John Nichols: No Joke, Cheney Was the Worst President

(O)nce in a great while a great moment occurs.

President Obama had one Saturday night, when he ruminated momentarily on the crude excesses of a certain former vice president.

“A few weeks ago Dick Cheney said he thinks I’m the worst president of his lifetime, which is interesting, because I think Dick Cheney is the worst president of my lifetime,” mused Obama.

Cheney, whose own presidential ambitions were dashed in the mid-1990s by disinterest and distrust on the part of his fellow Republicans, had to engineer his selection as George W. Bush’s vice president in order to secure the power he craved. But, once he had wedded his ambitions to the hapless “legacy” president, the second-in-command did indeed pull so many strings that he was understood by savvy Washingtonians as a virtual commander in chief. [..]

What did come as something of a surprise-and a delightful one at that-was Obama’s decision to parry the former vice president’s thrust with a devastating one-liner that had the advantage of being true.

Ari Berman: Will the Courts Finally Block Texas’ Worst-in-the-Nation Voter-ID Law?

The 2014 election in Texas illuminated the burdens of voter-ID laws. Because of the law-the strictest in the country-many longtime voters were turned away from the polls and unable to vote.

The Texas voter ID law is once again before a court on Tuesday, when the US Court of Appeals for the Fifth Circuit will consider whether to uphold a lower-court decision striking down the law as an “unconstitutional poll tax.” [..]

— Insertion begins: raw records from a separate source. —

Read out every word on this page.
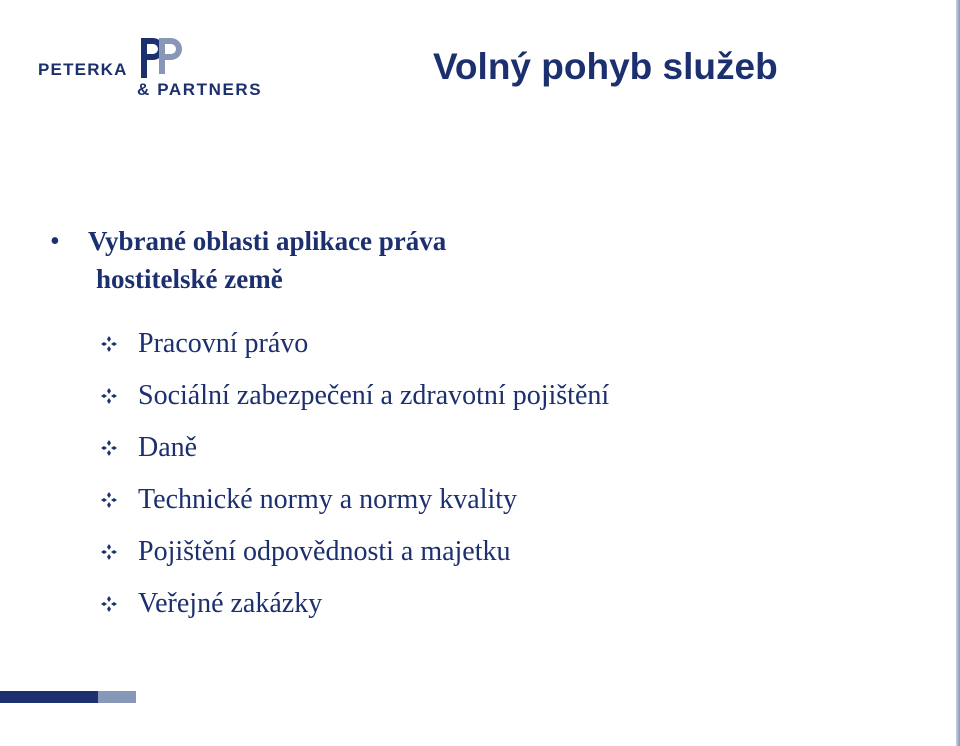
PETERKA
& PARTNERS
Volný pohyb služeb
• Vybrané oblasti aplikace práva
hostitelské země
Pracovní právo
Sociální zabezpečení a zdravotní pojištění
Daně
Technické normy a normy kvality
Pojištění odpovědnosti a majetku
Veřejné zakázky
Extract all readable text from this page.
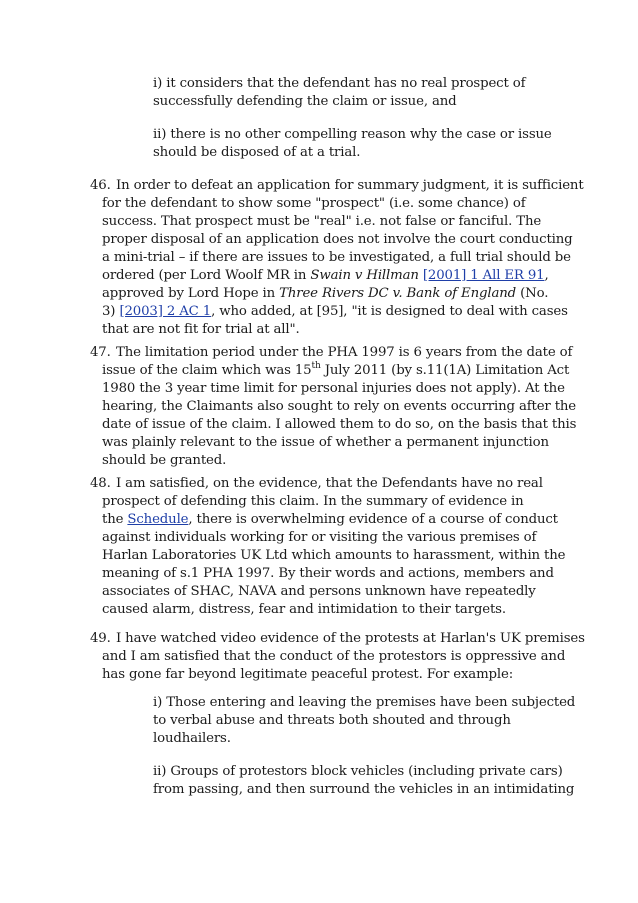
i) it considers that the defendant has no real prospect of
successfully defending the claim or issue, and
ii) there is no other compelling reason why the case or issue
should be disposed of at a trial.
46. In order to defeat an application for summary judgment, it is sufficient
for the defendant to show some "prospect" (i.e. some chance) of
success. That prospect must be "real" i.e. not false or fanciful. The
proper disposal of an application does not involve the court conducting
a mini-trial – if there are issues to be investigated, a full trial should be
ordered (per Lord Woolf MR in Swain v Hillman [2001] 1 All ER 91,
approved by Lord Hope in Three Rivers DC v. Bank of England (No.
3) [2003] 2 AC 1, who added, at [95], "it is designed to deal with cases
that are not fit for trial at all".
47. The limitation period under the PHA 1997 is 6 years from the date of
issue of the claim which was 15th July 2011 (by s.11(1A) Limitation Act
1980 the 3 year time limit for personal injuries does not apply). At the
hearing, the Claimants also sought to rely on events occurring after the
date of issue of the claim. I allowed them to do so, on the basis that this
was plainly relevant to the issue of whether a permanent injunction
should be granted.
48. I am satisfied, on the evidence, that the Defendants have no real
prospect of defending this claim. In the summary of evidence in
the Schedule, there is overwhelming evidence of a course of conduct
against individuals working for or visiting the various premises of
Harlan Laboratories UK Ltd which amounts to harassment, within the
meaning of s.1 PHA 1997. By their words and actions, members and
associates of SHAC, NAVA and persons unknown have repeatedly
caused alarm, distress, fear and intimidation to their targets.
49. I have watched video evidence of the protests at Harlan's UK premises
and I am satisfied that the conduct of the protestors is oppressive and
has gone far beyond legitimate peaceful protest. For example:
i) Those entering and leaving the premises have been subjected
to verbal abuse and threats both shouted and through
loudhailers.
ii) Groups of protestors block vehicles (including private cars)
from passing, and then surround the vehicles in an intimidating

The three-judge panel hearing the voter ID appeal on Tuesday includes an Obama and Clinton appointee, increasing the chances that the law will be struck down. But any decision can be appealed to the full Fifth Circuit, which is dominated by conservative Bush and Reagan appointees. Whatever the Fifth Circuit decides, the case is likely headed to the Supreme Court.

When it stuck down Section 4 of the Voting Rights Act in June 2013, the Court’s majority claimed the remaining provisions of the VRA would sufficiently protect voters from discriminatory voter suppression efforts. Texas will provide the ultimate test of whether that’s true.

Moustafa Bayoumi: US Needs to Stop Fomenting Violence in Yemen

The United States response to the civil war in Yemen should be the opposite of what it’s doing.

Since late January, Yemen-the poorest Arab country-has been embroiled in a bloody civil war that is escalating in brutality. A Saudi-led air campaign against the rebel movement has repeatedly hit factories, schools, water systems and residential neighborhoods, degrading the civilian infrastructure and killing hundreds of civilians. At least 150,000 people have fled their homes due to the fighting. [..]

The only sensible action for the United States is to change its course entirely. Washington’s assistance to Saudi Arabia will escalate this conflict and further inflame a volatile region. The Obama administration must choose diplomatic over military solutions for Yemen. It should demand an immediate and unconditional cease-fire from all parties involved, which would let the dire humanitarian needs be addressed and allow the people of Yemen the opportunity to find a path to reconciliation.

The last thing anyone-Yemeni or otherwise-needs is another war persisting in the Middle East.